Lowering the cost of nanopolish
Oxford Nanopore’s sequencers measure the disruption in electric current caused by single-stranded DNA moving through the nanopore. The device samples the current six thousand times per second and writes the samples to a FAST5 file. We refer to these measurements as “the raw signal” or “the raw samples”, or simply “the raw”. For the past three years nanopore basecallers have converted the raw samples into segments called “events”, with the boundaries between events roughly corresponding to movements of DNA through the pore (for a discussion of the key concepts behind nanopore data analysis see my slides from this year’s AGBT). After the samples are segmented into events, the basecaller predicts which k-mer was in the pore when the samples for each event were taken. The basecalling results are stored in a new FAST5 file that has a table containing every event and its k-mer label. Nanopolish relies on this “event table” to determine which events correspond to each base in the read - when computing whether a base is methylated or calling a SNP nanopolish uses this base-to-event map to quickly extract the local region of the signal for input into the nanopolish HMM.
Parsing the event table from the FAST5 file allows efficient reanalysis of the signal data however there are a few problems with this approach. First, the event table in the basecalled FAST5 files take up a huge amount of disk space as Matei described in this post. To run nanopolish you must keep the basecalled FAST5s around, at the cost of about 10x more disk space than the raw FAST5s. The second issue is that basecalling is moving away from events and towards calling directly from the raw samples. This is no surprise as Clive Brown has often talked about the limitations of event-based analysis. Last week Oxford Nanopore released Albacore 2.0, which basecalls directly from the raw signal. With raw basecalling the event table nanopolish relies on is no longer in the basecalled FAST5 files. The third problem is that the event table was always a bit fragile. Parsing the event table required walking in lockstep along the sequence of k-mers in the basecalled read and the event table. If there is any difference between the k-mers in these two sequences the parser would break and the read would become unusable. This caused a longstanding, difficult to fix issue when an early version of albacore introduced a subtle difference in how the event table k-mer sequence was encoded. It also made nanopolish incompatible with useful preprocessing tools like porechop as any modifications to the basecalled read would break this relationship and fail.
It was clear that continuing to rely on the event table was not viable so we’ve implemented an entirely new way of loading the signal data into nanopolish. Starting with version 0.8 nanopolish can directly read the raw FAST5 files produced by the sequencer. The key idea behind the new data loader is that the event table is unnecessary - we can use dynamic programming to calculate an alignment between events and the basecalled read that approximates what was contained in the event table.

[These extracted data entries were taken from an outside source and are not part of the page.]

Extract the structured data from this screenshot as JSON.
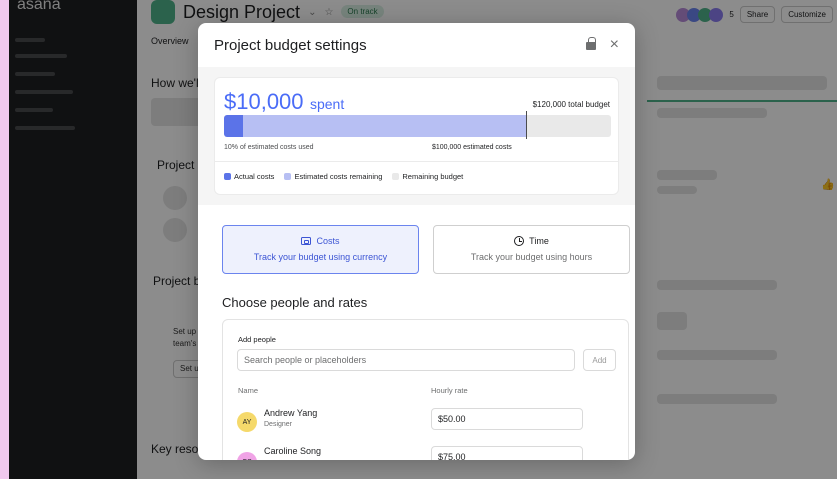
{
  "app": {
    "logo": "asana",
    "project_title": "Design Project",
    "status": "On track",
    "tab_overview": "Overview",
    "share_label": "Share",
    "customize_label": "Customize",
    "members_count": "5"
  },
  "background": {
    "how_heading": "How we'll c",
    "roles_heading": "Project ro",
    "budget_heading": "Project bu",
    "budget_text_1": "Set up yo",
    "budget_text_2": "team's u",
    "setup_btn": "Set up",
    "resources_heading": "Key resour"
  },
  "modal": {
    "title": "Project budget settings",
    "close_symbol": "×"
  },
  "budget": {
    "spent_amount": "$10,000",
    "spent_label": "spent",
    "total_budget": "$120,000 total budget",
    "pct_used_text": "10% of estimated costs used",
    "estimated_costs_text": "$100,000 estimated costs",
    "actual_fraction": 0.05,
    "estimated_fraction": 0.78,
    "legend": {
      "actual": "Actual costs",
      "estimated_remaining": "Estimated costs remaining",
      "remaining_budget": "Remaining budget"
    },
    "colors": {
      "actual": "#5b73e8",
      "estimated": "#b7bff3",
      "remaining": "#e9e9e9"
    }
  },
  "modes": {
    "costs": {
      "title": "Costs",
      "subtitle": "Track your budget using currency",
      "selected": true
    },
    "time": {
      "title": "Time",
      "subtitle": "Track your budget using hours",
      "selected": false
    }
  },
  "people": {
    "section_title": "Choose people and rates",
    "add_people_label": "Add people",
    "search_placeholder": "Search people or placeholders",
    "add_button": "Add",
    "col_name": "Name",
    "col_rate": "Hourly rate",
    "rows": [
      {
        "initials": "AY",
        "name": "Andrew Yang",
        "role": "Designer",
        "rate": "$50.00",
        "avatar_color": "#f5d96b"
      },
      {
        "initials": "CS",
        "name": "Caroline Song",
        "role": "",
        "rate": "$75.00",
        "avatar_color": "#f0a3e6"
      }
    ]
  }
}
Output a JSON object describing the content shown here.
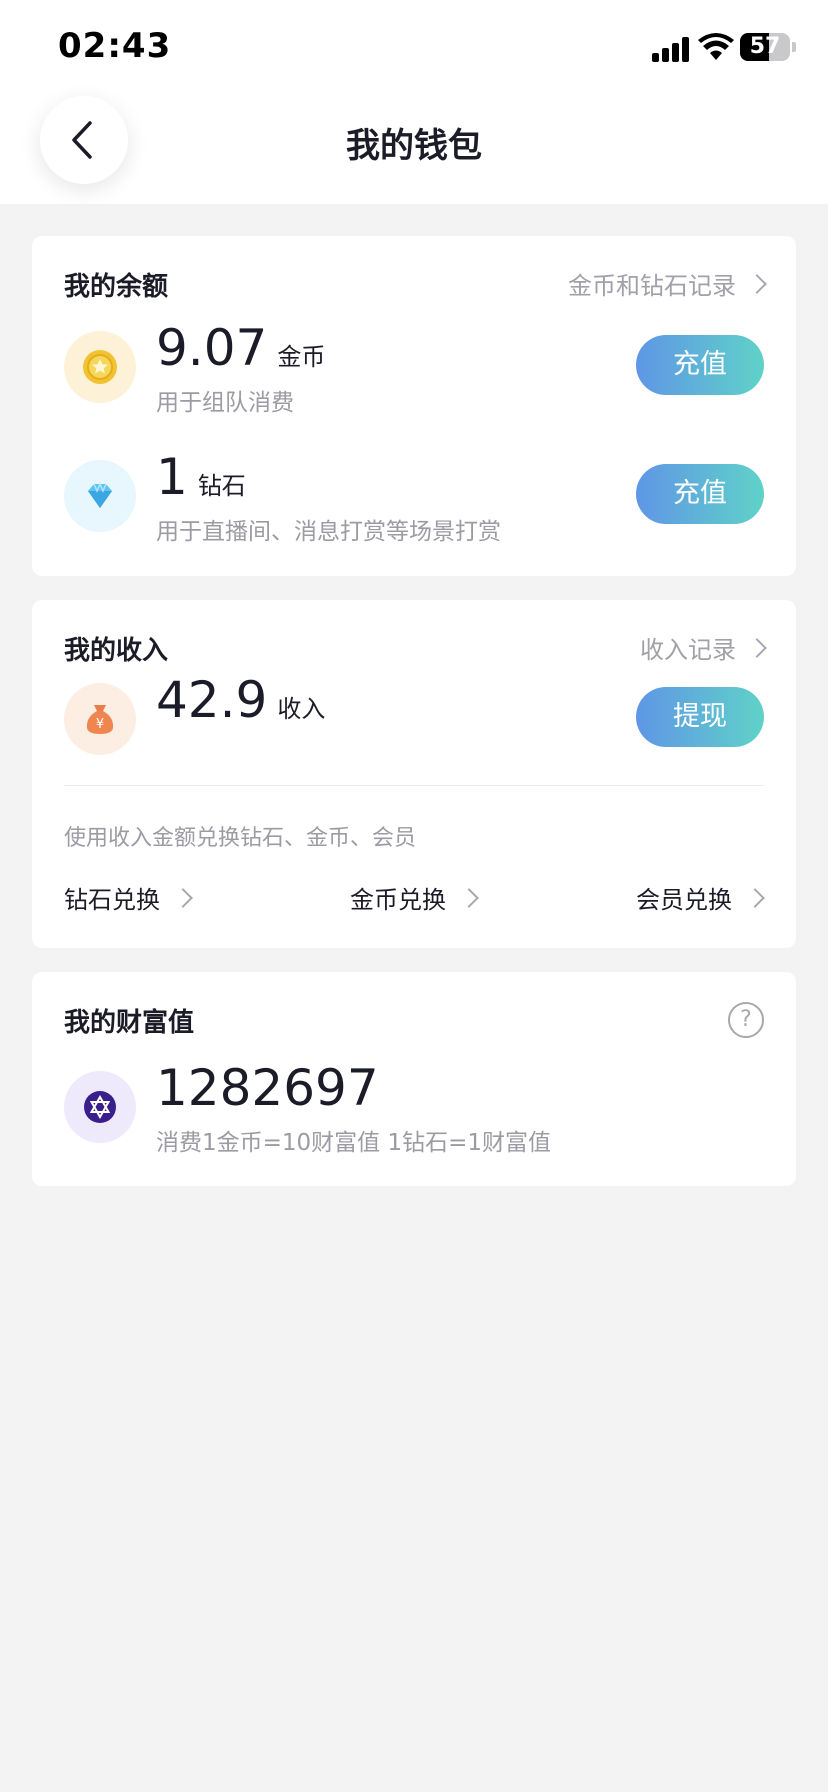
{
  "status_bar": {
    "time": "02:43",
    "battery": "57"
  },
  "header": {
    "title": "我的钱包"
  },
  "balance": {
    "title": "我的余额",
    "link": "金币和钻石记录",
    "coins": {
      "amount": "9.07",
      "unit": "金币",
      "desc": "用于组队消费",
      "button": "充值"
    },
    "diamonds": {
      "amount": "1",
      "unit": "钻石",
      "desc": "用于直播间、消息打赏等场景打赏",
      "button": "充值"
    }
  },
  "income": {
    "title": "我的收入",
    "link": "收入记录",
    "amount": "42.9",
    "unit": "收入",
    "button": "提现",
    "hint": "使用收入金额兑换钻石、金币、会员",
    "exchanges": [
      "钻石兑换",
      "金币兑换",
      "会员兑换"
    ]
  },
  "wealth": {
    "title": "我的财富值",
    "help": "?",
    "value": "1282697",
    "desc": "消费1金币=10财富值 1钻石=1财富值"
  },
  "colors": {
    "accent_start": "#5f96e6",
    "accent_end": "#5fd2c8",
    "background": "#f3f3f4"
  },
  "icons": [
    "back-icon",
    "coin-icon",
    "diamond-icon",
    "money-bag-icon",
    "wealth-star-icon",
    "help-icon",
    "chevron-right-icon"
  ]
}
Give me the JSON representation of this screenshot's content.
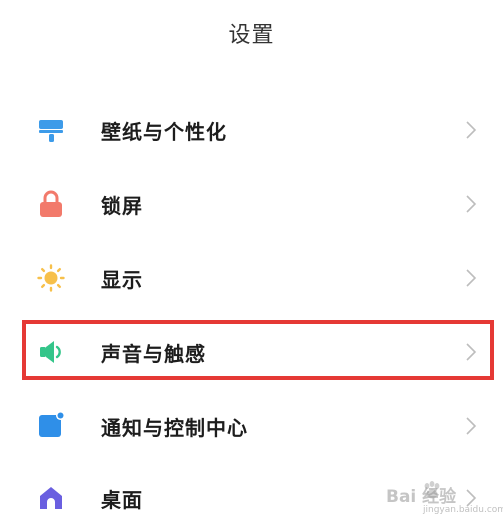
{
  "header": {
    "title": "设置"
  },
  "settings": [
    {
      "label": "壁纸与个性化",
      "icon": "wallpaper-brush-icon"
    },
    {
      "label": "锁屏",
      "icon": "lock-icon"
    },
    {
      "label": "显示",
      "icon": "brightness-sun-icon"
    },
    {
      "label": "声音与触感",
      "icon": "speaker-icon",
      "highlighted": true
    },
    {
      "label": "通知与控制中心",
      "icon": "notification-icon"
    },
    {
      "label": "桌面",
      "icon": "home-icon"
    }
  ],
  "colors": {
    "wallpaper": "#3d9be9",
    "lock": "#f27a6b",
    "sun": "#f7c04a",
    "speaker": "#34c58a",
    "notification": "#2f8fe8",
    "home": "#6a5fe0",
    "highlight": "#e53935",
    "chevron": "#bdbdbd"
  },
  "watermark": {
    "text": "Bai 经验",
    "subtext": "jingyan.baidu.com"
  }
}
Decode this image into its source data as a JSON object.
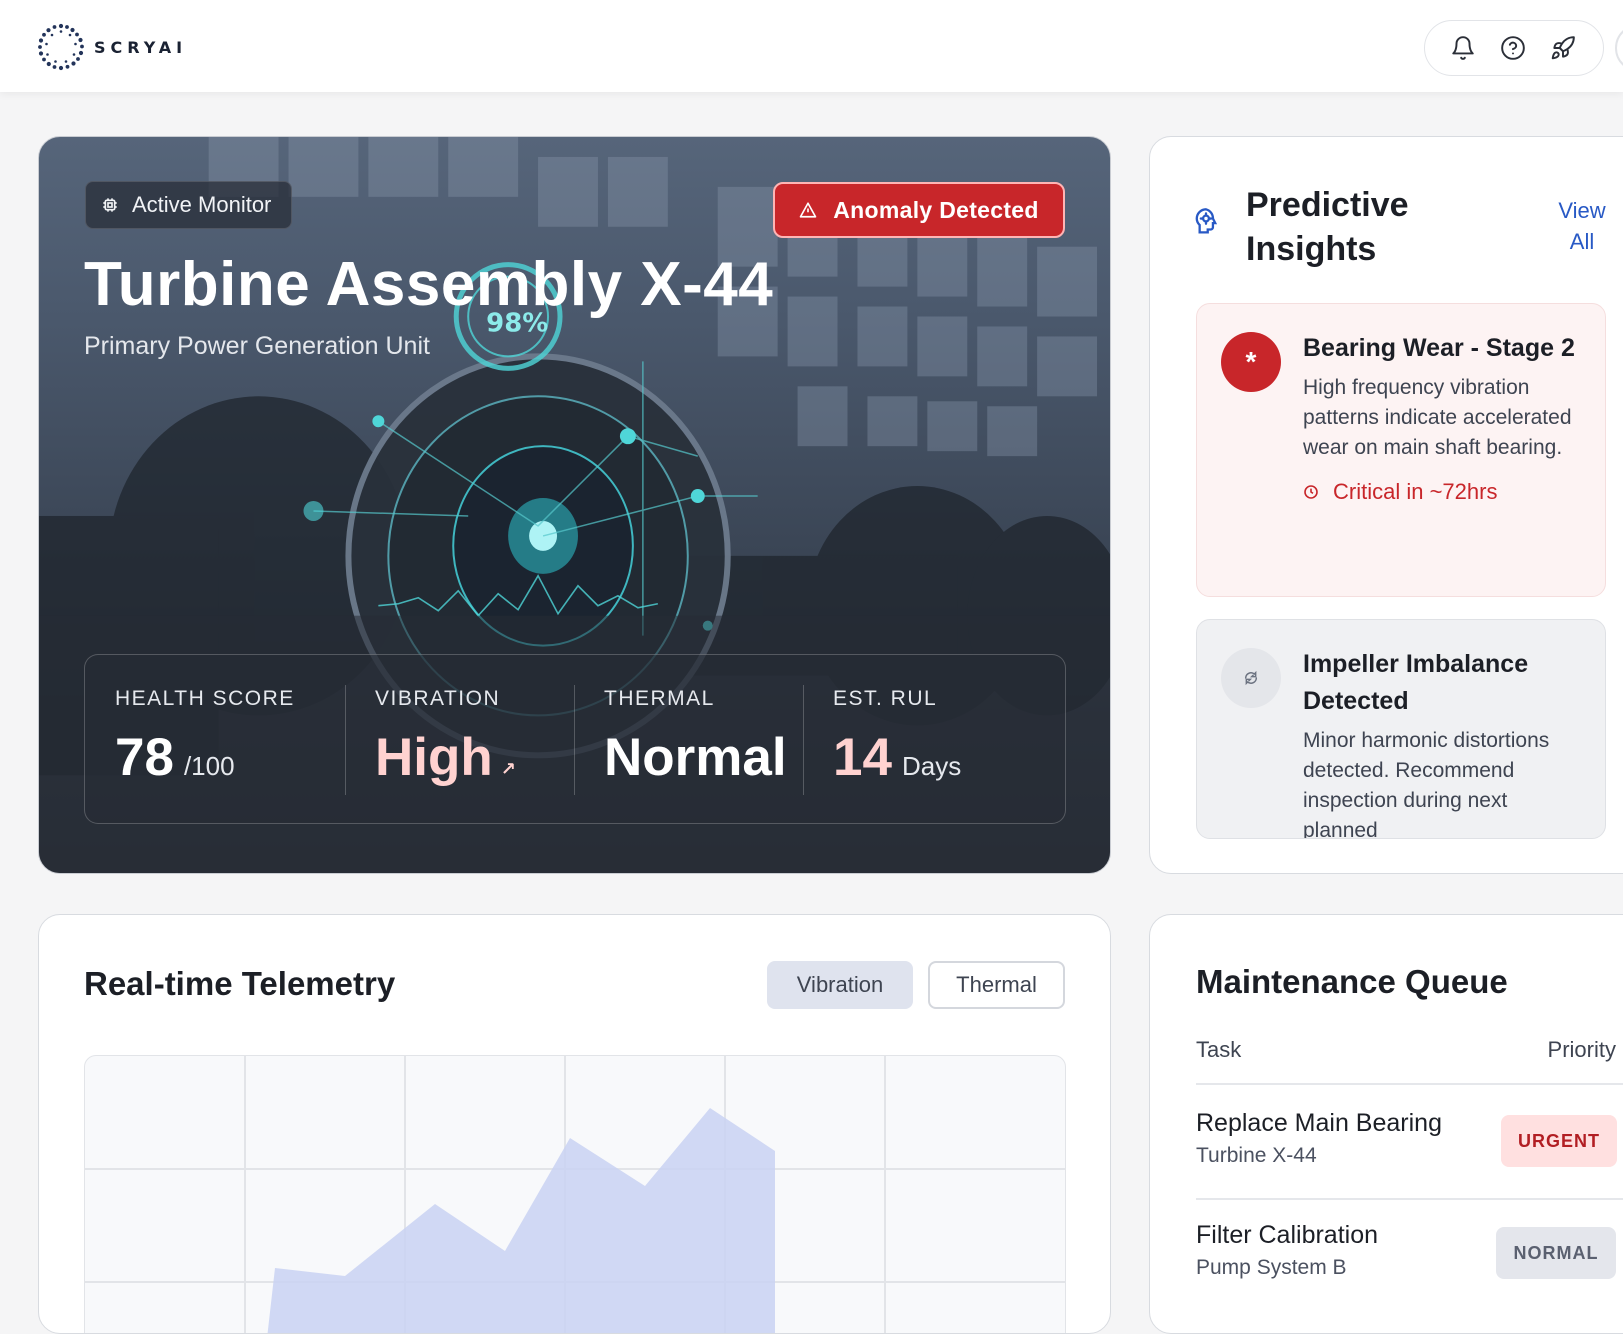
{
  "brand": {
    "name": "SCRYAI"
  },
  "header": {
    "actions": [
      {
        "icon": "bell-icon"
      },
      {
        "icon": "help-circle-icon"
      },
      {
        "icon": "rocket-icon"
      }
    ]
  },
  "hero": {
    "status_chip": "Active Monitor",
    "alert_chip": "Anomaly Detected",
    "title": "Turbine Assembly X-44",
    "subtitle": "Primary Power Generation Unit",
    "overlay_percent": "98%",
    "metrics": [
      {
        "label": "HEALTH SCORE",
        "value": "78",
        "unit": "/100"
      },
      {
        "label": "VIBRATION",
        "value": "High",
        "trend": "↗"
      },
      {
        "label": "THERMAL",
        "value": "Normal"
      },
      {
        "label": "EST. RUL",
        "value": "14",
        "unit": "Days"
      }
    ]
  },
  "insights": {
    "title": "Predictive Insights",
    "view_all": "View All",
    "items": [
      {
        "severity": "critical",
        "title": "Bearing Wear - Stage 2",
        "description": "High frequency vibration patterns indicate accelerated wear on main shaft bearing.",
        "eta": "Critical in ~72hrs"
      },
      {
        "severity": "warning",
        "title": "Impeller Imbalance Detected",
        "description": "Minor harmonic distortions detected. Recommend inspection during next planned"
      }
    ]
  },
  "telemetry": {
    "title": "Real-time Telemetry",
    "tabs": [
      "Vibration",
      "Thermal"
    ],
    "active_tab": "Vibration",
    "colors": {
      "fill": "#c9d2f2",
      "grid": "#e2e4e8"
    }
  },
  "maintenance": {
    "title": "Maintenance Queue",
    "columns": [
      "Task",
      "Priority"
    ],
    "rows": [
      {
        "task": "Replace Main Bearing",
        "asset": "Turbine X-44",
        "priority": "URGENT"
      },
      {
        "task": "Filter Calibration",
        "asset": "Pump System B",
        "priority": "NORMAL"
      }
    ]
  },
  "colors": {
    "accent_blue": "#2859c5",
    "danger": "#c8262a",
    "hero_dark": "#2f3641"
  }
}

Nanopolish will do this on-the-fly when reading a raw FAST5 file by segmenting the raw samples into events using code from scrappie (provided by Tim Massingham at ONT), then aligning the detected events to the basecalled sequence. This is slightly slower (100 CPU hours to polish E. coli vs 85 when reading the event table) but the increased compute cost is more than offset by the huge savings in disk space.
Nanopolish 0.8 is now available on github. Please have a close look at the README as the workflow for running nanopolish in raw mode is slightly different than 0.7. Previously you would prepare the reads by running
nanopolish extract. With 0.8 you need to run
nanopolish index to build a map from each read to its raw FAST5 file. As always please open an issue if you run into trouble.